Dad grips the steering wheel with white knuckles. “You’re right, son. I think Uncle Bryce and I… I think we’ve gotten a little complacent in our old age. We thought the bad years for the Steels were over. Apparently we were wrong. Dead wrong.”

“Dad, I like Doc Sheraton. I always have. But honestly? How well do we really know him? If his daughter is capable of drugging other girls and helping to photograph them in compromising positions, what kind of man is he? Really?”

“A widower. A single parent. A small-town vet.” Dad sighs. “A small-town vet who lost a lot of his business when Uncle Bryce and I made a decision ten years ago.”

Wow. Total zinger.

Guilt. Dad and Uncle Bryce felt guilty, so they let Doc Sheraton rent the property adjacent to what he owned here in Wyoming.

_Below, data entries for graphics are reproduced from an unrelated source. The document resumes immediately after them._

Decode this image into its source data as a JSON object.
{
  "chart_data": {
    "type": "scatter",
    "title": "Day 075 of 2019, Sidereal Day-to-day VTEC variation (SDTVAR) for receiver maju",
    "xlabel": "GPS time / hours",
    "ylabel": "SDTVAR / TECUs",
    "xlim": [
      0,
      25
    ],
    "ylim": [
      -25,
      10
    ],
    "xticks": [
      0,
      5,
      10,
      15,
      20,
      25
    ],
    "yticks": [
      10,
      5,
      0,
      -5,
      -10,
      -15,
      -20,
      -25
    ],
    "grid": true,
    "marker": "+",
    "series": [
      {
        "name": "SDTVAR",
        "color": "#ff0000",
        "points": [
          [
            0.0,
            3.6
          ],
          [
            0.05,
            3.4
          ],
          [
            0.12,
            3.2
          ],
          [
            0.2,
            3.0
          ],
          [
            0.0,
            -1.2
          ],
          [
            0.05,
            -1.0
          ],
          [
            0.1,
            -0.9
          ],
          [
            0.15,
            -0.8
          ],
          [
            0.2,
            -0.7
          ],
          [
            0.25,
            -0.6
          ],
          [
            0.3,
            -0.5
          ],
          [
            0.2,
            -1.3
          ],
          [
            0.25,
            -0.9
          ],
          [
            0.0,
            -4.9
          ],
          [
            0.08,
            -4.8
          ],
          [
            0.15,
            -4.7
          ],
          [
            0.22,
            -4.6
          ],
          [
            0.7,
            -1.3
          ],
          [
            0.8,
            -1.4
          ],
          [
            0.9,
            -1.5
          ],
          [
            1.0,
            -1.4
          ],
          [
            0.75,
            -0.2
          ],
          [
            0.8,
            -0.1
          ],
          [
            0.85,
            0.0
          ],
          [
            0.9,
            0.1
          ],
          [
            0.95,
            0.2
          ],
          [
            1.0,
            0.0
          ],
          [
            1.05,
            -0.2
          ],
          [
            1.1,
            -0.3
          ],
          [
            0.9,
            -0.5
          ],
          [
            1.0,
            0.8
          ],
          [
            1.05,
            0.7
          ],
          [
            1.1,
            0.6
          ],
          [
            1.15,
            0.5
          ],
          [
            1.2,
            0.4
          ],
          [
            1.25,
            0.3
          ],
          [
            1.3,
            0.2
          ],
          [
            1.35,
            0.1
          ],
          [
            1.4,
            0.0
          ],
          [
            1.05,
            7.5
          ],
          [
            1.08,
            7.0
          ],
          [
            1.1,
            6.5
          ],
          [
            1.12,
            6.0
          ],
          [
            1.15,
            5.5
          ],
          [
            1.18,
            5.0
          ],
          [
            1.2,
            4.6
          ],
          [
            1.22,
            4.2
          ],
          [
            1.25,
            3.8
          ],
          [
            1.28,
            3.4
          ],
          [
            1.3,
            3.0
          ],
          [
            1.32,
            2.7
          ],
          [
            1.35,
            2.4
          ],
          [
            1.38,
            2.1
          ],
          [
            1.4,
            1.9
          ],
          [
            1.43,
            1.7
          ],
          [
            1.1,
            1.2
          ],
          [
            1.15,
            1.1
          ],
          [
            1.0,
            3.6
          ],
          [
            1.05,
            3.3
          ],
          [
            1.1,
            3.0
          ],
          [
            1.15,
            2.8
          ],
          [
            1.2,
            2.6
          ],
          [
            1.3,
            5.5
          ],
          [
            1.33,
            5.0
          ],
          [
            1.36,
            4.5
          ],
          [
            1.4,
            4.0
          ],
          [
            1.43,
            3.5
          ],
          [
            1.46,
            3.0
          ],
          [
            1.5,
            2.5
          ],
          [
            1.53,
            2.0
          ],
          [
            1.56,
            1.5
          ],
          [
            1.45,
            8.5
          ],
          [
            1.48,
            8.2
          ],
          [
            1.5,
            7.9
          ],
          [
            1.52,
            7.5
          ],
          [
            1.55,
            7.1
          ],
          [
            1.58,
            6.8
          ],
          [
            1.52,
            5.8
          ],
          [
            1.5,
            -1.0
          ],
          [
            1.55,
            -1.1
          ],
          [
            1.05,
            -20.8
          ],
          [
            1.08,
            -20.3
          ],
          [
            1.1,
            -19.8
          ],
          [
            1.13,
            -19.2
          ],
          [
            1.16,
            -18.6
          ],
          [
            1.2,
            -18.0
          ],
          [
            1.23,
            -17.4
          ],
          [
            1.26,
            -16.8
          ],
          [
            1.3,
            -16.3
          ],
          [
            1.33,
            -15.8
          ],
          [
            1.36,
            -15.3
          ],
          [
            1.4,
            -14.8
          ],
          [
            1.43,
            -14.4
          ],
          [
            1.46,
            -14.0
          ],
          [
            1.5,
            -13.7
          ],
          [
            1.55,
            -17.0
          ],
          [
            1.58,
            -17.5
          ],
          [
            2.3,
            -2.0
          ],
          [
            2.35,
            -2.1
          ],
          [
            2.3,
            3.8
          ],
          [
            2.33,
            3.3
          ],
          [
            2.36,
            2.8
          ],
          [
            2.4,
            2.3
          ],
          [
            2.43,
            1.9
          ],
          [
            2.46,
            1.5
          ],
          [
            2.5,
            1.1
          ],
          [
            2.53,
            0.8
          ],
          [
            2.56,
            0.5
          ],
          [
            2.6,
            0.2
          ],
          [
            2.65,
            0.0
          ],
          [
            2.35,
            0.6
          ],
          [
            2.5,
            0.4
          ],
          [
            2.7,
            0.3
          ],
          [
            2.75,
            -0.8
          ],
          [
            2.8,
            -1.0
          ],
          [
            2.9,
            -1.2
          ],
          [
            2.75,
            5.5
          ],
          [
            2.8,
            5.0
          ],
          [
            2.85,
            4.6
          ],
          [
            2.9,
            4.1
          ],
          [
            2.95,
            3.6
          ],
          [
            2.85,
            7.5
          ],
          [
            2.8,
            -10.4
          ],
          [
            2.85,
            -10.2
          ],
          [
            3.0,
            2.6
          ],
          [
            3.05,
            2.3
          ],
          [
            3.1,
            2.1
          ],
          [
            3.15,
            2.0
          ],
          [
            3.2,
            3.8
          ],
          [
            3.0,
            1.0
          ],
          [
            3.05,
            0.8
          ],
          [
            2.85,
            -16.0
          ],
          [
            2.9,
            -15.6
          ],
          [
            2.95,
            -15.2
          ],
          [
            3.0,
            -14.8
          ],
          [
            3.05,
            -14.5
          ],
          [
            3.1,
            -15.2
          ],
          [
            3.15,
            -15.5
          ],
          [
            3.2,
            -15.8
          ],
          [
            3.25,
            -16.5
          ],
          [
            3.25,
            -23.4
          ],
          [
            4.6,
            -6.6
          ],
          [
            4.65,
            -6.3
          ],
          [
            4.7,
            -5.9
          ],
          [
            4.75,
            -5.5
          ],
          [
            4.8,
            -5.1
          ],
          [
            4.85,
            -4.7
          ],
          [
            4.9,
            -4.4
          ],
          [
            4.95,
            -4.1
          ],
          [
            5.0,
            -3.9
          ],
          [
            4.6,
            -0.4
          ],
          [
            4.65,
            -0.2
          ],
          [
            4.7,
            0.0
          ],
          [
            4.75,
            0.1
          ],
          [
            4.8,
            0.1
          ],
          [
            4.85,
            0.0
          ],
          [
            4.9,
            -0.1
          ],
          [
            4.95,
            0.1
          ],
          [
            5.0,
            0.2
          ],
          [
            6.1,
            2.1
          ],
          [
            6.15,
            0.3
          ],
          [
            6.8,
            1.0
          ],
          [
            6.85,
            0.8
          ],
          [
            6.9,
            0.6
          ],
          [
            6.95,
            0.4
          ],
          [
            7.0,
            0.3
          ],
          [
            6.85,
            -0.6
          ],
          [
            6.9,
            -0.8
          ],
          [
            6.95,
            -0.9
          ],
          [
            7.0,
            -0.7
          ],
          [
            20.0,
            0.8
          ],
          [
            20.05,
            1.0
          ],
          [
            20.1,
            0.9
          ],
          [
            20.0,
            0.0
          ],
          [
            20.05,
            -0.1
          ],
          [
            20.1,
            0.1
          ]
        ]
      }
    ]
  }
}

Doc needed a side hustle. He trains guard dogs.

Still… Why does he need our property?

If we go to Doc Sheraton now, start talking to him…

But he doesn’t have anything to do with us. I can’t even believe it. Except that… If Dale, Donny, and I are right, and whoever is using our property for nefarious purposes uses guard dogs…

But of course they could get their dogs anywhere. We can’t assume they got them from Doc Sheraton. He’s not the only person in the area who trains guard dogs.

But now… With Pat Lamone possibly being a relative?

My God, it’s all converging…

It’s all converging in a way that makes me want to hurl.

So many questions.

Did Pat Lamone have any idea he might be a relative ten years ago, when he poisoned Diana? If so, that’s certainly not the way to make nice with the Steel family to get part of our fortune. Pat Lamone is no brainiac, but he’s not that stupid.

But…he is back in town now. Right around the same time that Donny and Callie became an item. And right around the same time Uncle Talon got shot.

“Are you thinking what I’m thinking?” I say to Dad.

“All I’m thinking, Brock, is that we have a lot of little pieces of evidence—”

“Little pieces of evidence?”

“Wrong word. Sorry. And insignificant certainly isn’t the word I want either.”

“No, I’d say they’re damned significant. Especially the one about your brother being shot.”

“Unrelated… Seemingly unrelated pieces of evidence,” Dad continues, “that may not be so unrelated after all.”

“What is the common thread?”

“The common thread seems to be my esteemed half uncle. William Elijah Steel.”

“Steel? Not Pat Lamone?”

“It seems to all come back to him. I mean, look at everything. We’ve got the stuff Brendan Murphy uncovered under his floorboards, including a birth certificate for William Elijah Steel.”

“Yeah, but the rest of the stuff has nothing to do with William Steel. It has to do with our family and the lien we hold on Murphy’s.”

And liens we hold on the rest of the freaking town, but I’m not ready to tell Dad that Callie and Donny have done that research.

“Right,” Dad says, “but it does have to do with the Steel family. Then we have Talon’s shooting. Talon’s poisoning. The fact that someone had access to the atropine, which does have veterinary uses. We have the Steel property, and our family being implicated in”—he swallows—“something truly evil.”

“Right.”

“Then we have the GPS coordinates. Left for Donny by who knows who, along with an orange diamond ring that apparently once belonged to my mother, and which is now missing again.”

“True.”

“Someone left us these coordinates for a reason. And Doc Sheraton happens to rent this particular parcel of property.”

“And Doc Sheraton trains guard dogs, and guard dogs are most likely being used by whoever…”

“Right,” Dad says.

“So it’s all related, somehow. Who the hell is getting past our security, Dad? We’ve been so focused on other things, but someone left that glasses case in Donny’s mirrored cabinet, and someone took the orange diamond ring from Uncle Talon’s safe.”

“And the Monarch Security logs from those times just happen to be missing.”

“Have you and Uncle Bryce found a new security company yet?”

“We’re working on it. But we have to keep Monarch in place for now. We can’t just stop being monitored.”